Isso seria melhor do que como eu estou me sentindo agora.




março 13, 2025

O fundo, interrogação.

Esses dias fiquei impressionado comigo mesmo, o que é bem raro. Fiquei impressionado em como eu simplesmente desisti, de como eu quero que o mundo acabe desde de que eu possa ser deixado em paz.

Apenas, literalmente, deixei um problema bem grave sumir, se esconder e talvez ir embora, não sei, pode ser que volte, pode ser que não tenha ido, e simplesmente deitei para descansar.

Penso nisso desde então. Eu não era assim, não era para ser assim. Apenas pulo de problema em problema, resolvendo os poucos que me sobram, minimizando os que posso ou simplesmente esperando o Titanic afundar com preguiça de esticar a mão e pegar uma boia salva-vidas.

Hoje a mesma coisa, joguei a sujeira pra baixo do tapete e esperei que ninguém visse, ou que se vissem, limpassem sem falar comigo. São as únicas coisas que posso fazer.

fevereiro 22, 2025

A Espera

 A pior parte é a espera. Eu sei o que vai acontecer, eu sei que não posso evitar o que vai acontecer. Eu já não sei se eu não quero que aconteça.

Apenas deixo as coisa desenrolarem e olho com melancolia o quanto vai ser desperdiçado por ego e indiferença. É agora é o meu ego e logo será minha indiferença que tornará inevitável. 

Uma pena.

Em breve tudo se tornará lembranças e logo passará ao esquecimento. 

A vantagem em ter percebido o que está em curso é poder estar preparado, ter um plano B, ou C, ou N... engatilhado para qualquer contingência. 

Sei que me culparão por isso, principalmente por já estar em um caminho alternativo. Mas eu acredito mais no meus olhos que nos meus ouvidos e eu sei que antes de desistir eu cheguei ao meu limite. 

janeiro 30, 2025

Vida pela metade.

Eu não queria, achei que fosse a última vez, mas acho que vou ser obrigado a passar por aqui mais uma vez, pelo menos. Essa vez não está valendo, não por inteiro, não por completo.

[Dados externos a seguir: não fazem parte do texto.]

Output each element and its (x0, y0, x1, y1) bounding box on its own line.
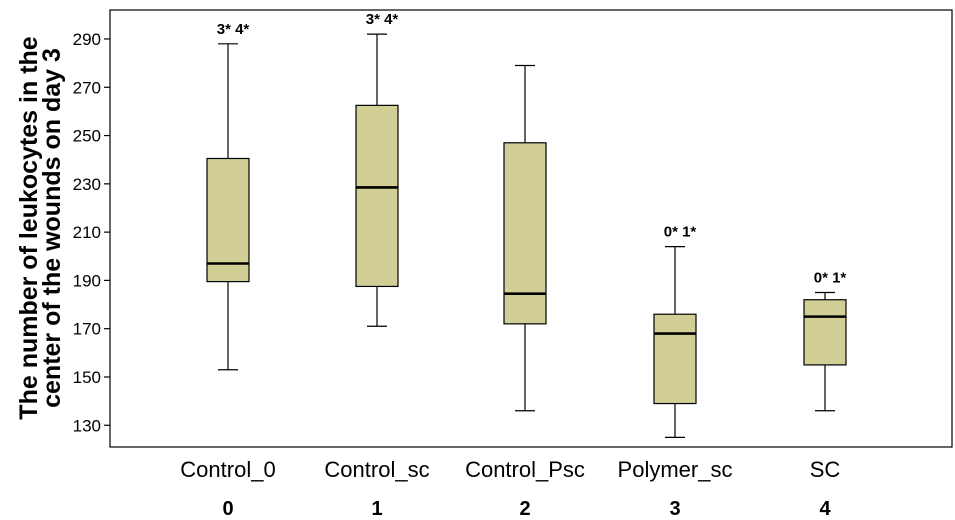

Eu tenho uma vida pela metade, nunca todas as peças estão lá ao mesmo tempo. Se tenho um lugar para ir, não tem companhia, se não precisa de companhia, não tenho tempo. Se tenho uma companhia que em teoria deveria ser fixa, ela nunca está lá. Se sobra tempo, falta o que fazer. Se tem mais de uma coisa para fazer, é no mesmo horário.

Sempre tem algo faltando, sempre tem alguém faltando, sempre estou pensando que a outra escolha teria sido melhor. Sempre tem um espaço a ser preenchido.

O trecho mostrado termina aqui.